I blinked. "What severs what?"
"Severs china. You know. French."
It took me a moment, but I got it. "Oh, Sèvres! My word, you mean a miniature Sèvres tea set? I didn't know they ever made miniatures. How small?"
"I only seen it out in the barn, that once. It were in a 'ouse wot was being worked on. I'd reckon the tray is so big." Ada held her fingers about three inches apart. "And there's a china pot and sugar bowl and milk jug and all, and cups and saucers and even little silver spoons."
"Hmmm. Well, it sounds interesting, anyway. And it was found in Bob's pocket? What made anyone look?"
"I dunno. 'Ee didn't tell me when 'ee rung me up. 'Ee just said they found it, and said as 'ee were pinchin' it, and called the p'lice. But 'ee never!"
"Well, that's all right then," I said briskly. "You don't need to worry. We know Bob didn't really take it, so he'll be fine."
"But 'ow did it get in 'is pocket?" Ada wailed. "'Ee says 'ee never put it there, and 'ee's never lied in 'is life. 'Ee 'as 'is faults, as I won't deny, but a liar 'ee ain't."
"That's the question, isn't it? And, Ada, I hate to say it, but the only answer I can think of is, somebody wanted to get Bob into trouble. So the question really is, who? And why?"CHAPTER 2
That doesn't necessarily have to be the case, you know," said Alan. We were sitting at the kitchen table that evening, finishing pie and coffee and rehashing Bob's dilemma.

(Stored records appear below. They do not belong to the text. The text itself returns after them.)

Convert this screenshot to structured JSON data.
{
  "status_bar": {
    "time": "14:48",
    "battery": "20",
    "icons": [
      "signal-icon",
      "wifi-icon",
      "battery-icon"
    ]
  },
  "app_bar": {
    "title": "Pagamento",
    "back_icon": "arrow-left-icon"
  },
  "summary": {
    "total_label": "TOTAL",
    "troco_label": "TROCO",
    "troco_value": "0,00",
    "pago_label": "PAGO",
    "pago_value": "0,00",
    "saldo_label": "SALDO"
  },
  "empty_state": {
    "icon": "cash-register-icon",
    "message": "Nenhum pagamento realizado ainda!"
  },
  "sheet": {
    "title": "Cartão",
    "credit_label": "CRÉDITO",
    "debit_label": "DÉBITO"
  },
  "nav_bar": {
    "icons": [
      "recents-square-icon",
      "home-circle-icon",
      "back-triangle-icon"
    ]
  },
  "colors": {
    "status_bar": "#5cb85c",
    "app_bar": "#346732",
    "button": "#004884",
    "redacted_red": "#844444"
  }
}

I had finally managed to reassure Ada, promised I would look into Bob's difficulties as soon as I could, and sent her home somewhat comforted. I had offered to drive her, but she had refused.
"You 'ates to drive; I'll be all right on me own."
"Maybe Alan —" I began, but she shook her head.
"Ta, but I don't want me neighbors to see me comin' 'ome with a p'liceman. It's one thing for Bob to be in jail. 'Ee's been there before now, sleepin' it off. But I never had no truck with no p'lice, and when all's said and done Mr. Alan's a p'liceman, even if 'ee is ever so high up."
Alan, although as high in rank as one could get in police administration, and very near retirement, is indeed a policeman. I smiled now, thinking of Ada's equating him with a constable on the beat, likely to disgrace her by association — Alan, who was on a first-name basis with the Dean and the Lord Mayor, among other Sherebury luminaries.
"What's funny?" he asked.
I told him, and he smiled, too. "She's right, though. A policeman I am and a policeman I remain, no matter how many years I've spent away from a beat. And I say again, you may have got hold of the wrong end of the stick. It's far more likely that someone else was stealing the tea set, had it in his hand, lost his nerve for some reason, and shoved it into Bob's pocket."
I frowned. "Alan, I really don't think so. Did I forget to tell you the thing was out in one of the barns? Apparently Brocklesby has set up a sort of workshop out there for repairing the houses and furnishings. They'd need work constantly, I should think, as tiny and fragile as they must be. But the thing is, what would anyone who didn't belong there be doing in the barn? The security must be pretty good, if the collection has any genuine value. The insurance people would require it, or they would in America, anyway."